Curr Opin Investig Drugs 2002 Jun;3(6):859-64
Department of Pharmacology and Toxicology, School of Medical Sciences, University of Otago, Dunedin, New Zealand.
There is a large amount of evidence to support the view that the psychoactive ingredient in cannabis, delta9-tetrahydrocannabinol (delta9-THC), and cannabinoids in general, can reduce muscle spasticity and pain under some circumstances.
Cannabinoid (CB1) receptors in the CNS appear to mediate both of these effects and endogenous cannabinoids may fulfil these functions to some extent under normal circumstances.
However, in the context of multiple sclerosis (MS), it is still questionable whether cannabinoids are superior to existing, conventional medicationsfor the treatment of spasticity and pain.
In the case of spasticity, there are too few controlled clinical trials to draw any reliable conclusion at this stage.
In the case of pain, most of the available trials suggest that cannabinoids are not superior to existing treatments; however, few trials have examined chronic pain syndromes that are relevant to MS.
Whether or not cannabinoids do have therapeutic potential in the treatment of MS, a further issue will be whether synthetic cannabinoids should be used in preference to cannabis itself.

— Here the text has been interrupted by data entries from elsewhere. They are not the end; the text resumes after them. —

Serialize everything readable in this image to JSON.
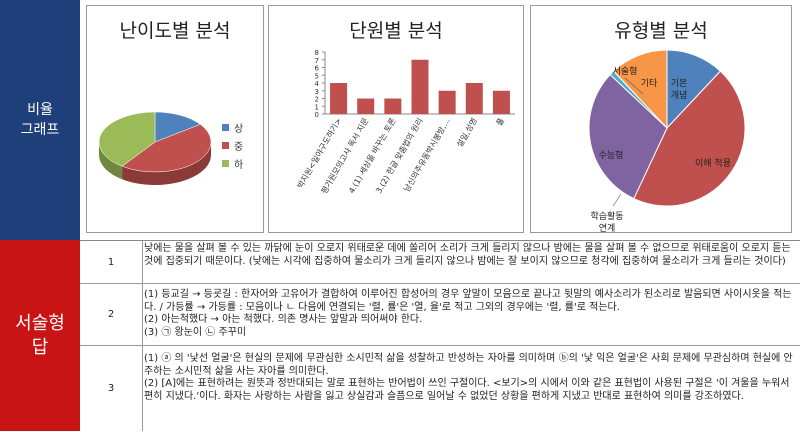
{
  "sidebar": {
    "section1_label": "비율\n그래프",
    "section2_label": "서술형\n답"
  },
  "charts": {
    "difficulty": {
      "title": "난이도별 분석",
      "legend": [
        {
          "label": "상",
          "color": "#4f81bd"
        },
        {
          "label": "중",
          "color": "#c0504d"
        },
        {
          "label": "하",
          "color": "#9bbb59"
        }
      ]
    },
    "unit": {
      "title": "단원별 분석"
    },
    "type": {
      "title": "유형별 분석"
    }
  },
  "chart_data": [
    {
      "type": "pie",
      "title": "난이도별 분석",
      "labels": [
        "상",
        "중",
        "하"
      ],
      "values": [
        15,
        45,
        40
      ],
      "colors": [
        "#4f81bd",
        "#c0504d",
        "#9bbb59"
      ],
      "legend_position": "right",
      "style": "3d"
    },
    {
      "type": "bar",
      "title": "단원별 분석",
      "categories": [
        "박지원<일야구도하기>",
        "평가원모의고사 독서 지문",
        "4.(1) 세상을 바꾸는 토론",
        "3.(2) 한글 맞춤법의 원리",
        "남신의주유동박시봉방,...",
        "설일,성명",
        "풀"
      ],
      "values": [
        4,
        2,
        2,
        7,
        3,
        4,
        3
      ],
      "ylim": [
        0,
        8
      ],
      "yticks": [
        0,
        1,
        2,
        3,
        4,
        5,
        6,
        7,
        8
      ],
      "color": "#c0504d",
      "grid": false
    },
    {
      "type": "pie",
      "title": "유형별 분석",
      "labels": [
        "기본 개념",
        "이해 적용",
        "학습활동 연계",
        "수능형",
        "서술형",
        "기타"
      ],
      "values": [
        12,
        45,
        0,
        30,
        1,
        12
      ],
      "colors": [
        "#4f81bd",
        "#c0504d",
        "#9bbb59",
        "#8064a2",
        "#4bacc6",
        "#f79646"
      ],
      "legend_position": "none"
    }
  ],
  "answers": [
    {
      "num": "1",
      "lines": [
        "낮에는 물을 살펴 볼 수 있는 까닭에 눈이 오로지 위태로운 데에 쏠리어 소리가 크게 들리지 않으나 밤에는 물을 살펴 볼 수 없으므로 위태로움이 오로지 듣는 것에 집중되기 때문이다. (낮에는 시각에 집중하여 물소리가 크게 들리지 않으나 밤에는 잘 보이지 않으므로 청각에 집중하여 물소리가 크게 들리는 것이다)"
      ]
    },
    {
      "num": "2",
      "lines": [
        "(1) 등교길 → 등굣길 : 한자어와 고유어가 결합하여 이루어진 합성어의 경우 앞말이 모음으로 끝나고 뒷말의 예사소리가 된소리로 발음되면 사이시옷을 적는다. / 가등률 → 가등률 : 모음이나 ㄴ 다음에 연결되는 '렬, 률'은 '열, 율'로 적고 그외의 경우에는 '렬, 률'로 적는다.",
        "(2) 아는척했다 → 아는 척했다. 의존 명사는 앞말과 띄어써야 한다.",
        "(3) ㉠ 왕눈이 ㉡ 주꾸미"
      ]
    },
    {
      "num": "3",
      "lines": [
        "(1) ⓐ 의 '낯선 얼굴'은 현실의 문제에 무관심한 소시민적 삶을 성찰하고 반성하는 자아를 의미하며 ⓑ의 '낯 익은 얼굴'은 사회 문제에 무관심하며 현실에 안주하는 소시민적 삶을 사는 자아를 의미한다.",
        "(2) [A]에는 표현하려는 원뜻과 정반대되는 말로 표현하는 반어법이 쓰인 구절이다. <보기>의 시에서 이와 같은 표현법이 사용된 구절은 '이 겨울을 누워서 편히 지냈다.'이다. 화자는 사랑하는 사람을 잃고 상실감과 슬픔으로 일어날 수 없었던 상황을 편하게 지냈고 반대로 표현하여 의미를 강조하였다."
      ]
    }
  ]
}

Smoking cannabis is associated with significant risks of lung cancer and other respiratory dysfunction.
Furthermore, delta9-THC, as a broad-spectrum cannabinoid receptor agonist, will activate both CB1 and CB2 receptors.
Synthetic cannabinoids, which target specific cannabinoid receptor subtypes in specific parts of the CNS, are likely to be of more therapeutic use than delta9-THC itself.
If rapid absorption is necessary, such synthetic drugs could be delivered via aerosol formulations.